Chinese New Year is all about gathering, but let’s face it: other than the nosy relatives (which, to be honest, is perfectly fine since they’re just trying to start a conversation), we still have those darn kids to handle. When they were younger as babies, they would look so cute, but as they grow older, they become brats that we just hope we can choke them. Have you encountered any of these kids yet?
Or maybe I should rephrase the question: how many of these kids you’ve encountered so far?
The one who plays “catching” in the small flat
If you think kids nowadays don’t play catching, you’re wrong. Even if your flat is just a three-room flat, they’ll still find the space to “catch” their cousins, knocking down several vases along the way. And what’s the worst? Their parents won’t care, and if you care, you’ll be scolded by the parents. #duriangeneration
The one who keeps asking you stupid questions
One question is cute, two is okay, three is repetitive, four is a little annoying, five is the time to choke-slam him. They may think they’re cute, but here’s one advice for parents: They aren’t, especially when you’re trying to focus on your ban-luck.
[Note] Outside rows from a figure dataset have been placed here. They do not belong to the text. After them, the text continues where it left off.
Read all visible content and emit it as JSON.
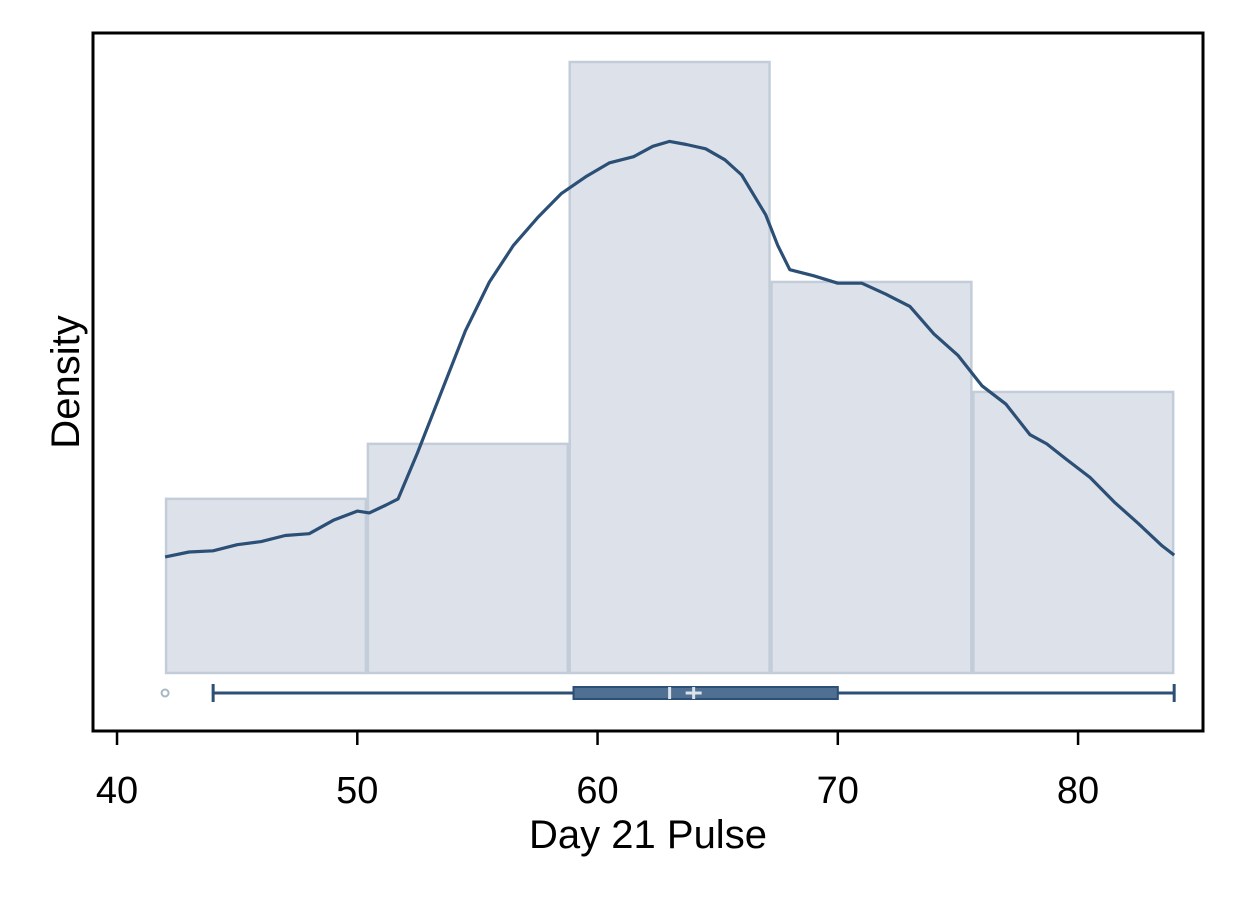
{
  "chart_data": {
    "type": "histogram",
    "xlabel": "Day 21 Pulse",
    "ylabel": "Density",
    "xlim": [
      39,
      85.2
    ],
    "ylim": [
      -0.11,
      1.0
    ],
    "x_ticks": [
      40,
      50,
      60,
      70,
      80
    ],
    "y_ticks_shown": false,
    "grid": false,
    "histogram": {
      "bins": [
        {
          "start": 42.0,
          "end": 50.4,
          "density": 0.285
        },
        {
          "start": 50.4,
          "end": 58.8,
          "density": 0.375
        },
        {
          "start": 58.8,
          "end": 67.2,
          "density": 1.0
        },
        {
          "start": 67.2,
          "end": 75.6,
          "density": 0.64
        },
        {
          "start": 75.6,
          "end": 84.0,
          "density": 0.46
        }
      ],
      "fill_color": "#dde2ea",
      "edge_color": "#c3cdd9"
    },
    "kde": {
      "color": "#2c4f76",
      "x": [
        42.0,
        43.0,
        44.0,
        45.0,
        46.0,
        47.0,
        48.0,
        49.0,
        50.0,
        50.5,
        51.2,
        51.7,
        52.5,
        53.5,
        54.5,
        55.5,
        56.5,
        57.5,
        58.5,
        59.5,
        60.5,
        61.5,
        62.3,
        63.0,
        63.7,
        64.5,
        65.3,
        66.0,
        67.0,
        67.5,
        68.0,
        69.0,
        70.0,
        71.0,
        72.0,
        73.0,
        74.0,
        75.0,
        76.0,
        77.0,
        78.0,
        78.7,
        79.5,
        80.5,
        81.5,
        82.5,
        83.5,
        84.0
      ],
      "y": [
        0.19,
        0.198,
        0.2,
        0.21,
        0.215,
        0.225,
        0.228,
        0.25,
        0.265,
        0.262,
        0.275,
        0.285,
        0.36,
        0.46,
        0.56,
        0.64,
        0.7,
        0.745,
        0.785,
        0.812,
        0.835,
        0.845,
        0.862,
        0.87,
        0.865,
        0.858,
        0.84,
        0.815,
        0.75,
        0.7,
        0.66,
        0.65,
        0.638,
        0.638,
        0.62,
        0.6,
        0.555,
        0.52,
        0.47,
        0.44,
        0.39,
        0.375,
        0.35,
        0.32,
        0.28,
        0.245,
        0.208,
        0.193
      ]
    },
    "boxplot": {
      "color": "#2c4f76",
      "whisker_low": 44,
      "q1": 59,
      "median": 63,
      "mean": 64,
      "q3": 70,
      "whisker_high": 84,
      "outliers": [
        42
      ]
    }
  }
}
The one who doesn’t know how to use the toilet
You’ll be surprised that at how pampered kids nowadays are: one kid, who might be already seven or eight years old, doesn’t know how to use the toilet. What happens when he needs to shit? Well, well, well…#waittillyouseeone
The one who criticize you without mercy
He’ll go up to you and ask why you’re so fat Or why your nose is so big. You know, sometimes, I really don’t understand how some parents define “cute”.
The one with overprotective parents
You know, the parents who come in and instruct that you keep the dogs out, because their kid is afraid of dogs? And the kid who comes to you and demand specific drinks? They belong to the Durian Generation, and they’re plentiful. If you defy their instructions…wait for their special weapon: crying.
The one who is so rude, he opens ang bao in front of everyone
If you just put $2, all the best: everyone is going to know, and you’ll be the centre of attention, because the kid might just cry.
The one who talks with screams
It’s like the volume of the kid has been set to maximum: every word must be a scream. The worst is that the parents don’t seem to mind. What’s wrong with parents nowadays?
The one who acts like a prince
He’ll come in, and not want to eat any food—because it’s not to his liking. He wants a specific type of food, and very often, you just want to give him dog food.
The one who has to ransack your house
He’ll go all over the house as if he’s an investigation officer and look for absolutely nothing. And if he switches on your computer and finds some movies that shouldn’t be there…well, good luck.
The one who keeps crying
Basically, this kid would exhibit all traits of #1 to #9, just that he’ll cry if demands are not met. The worst of the worst.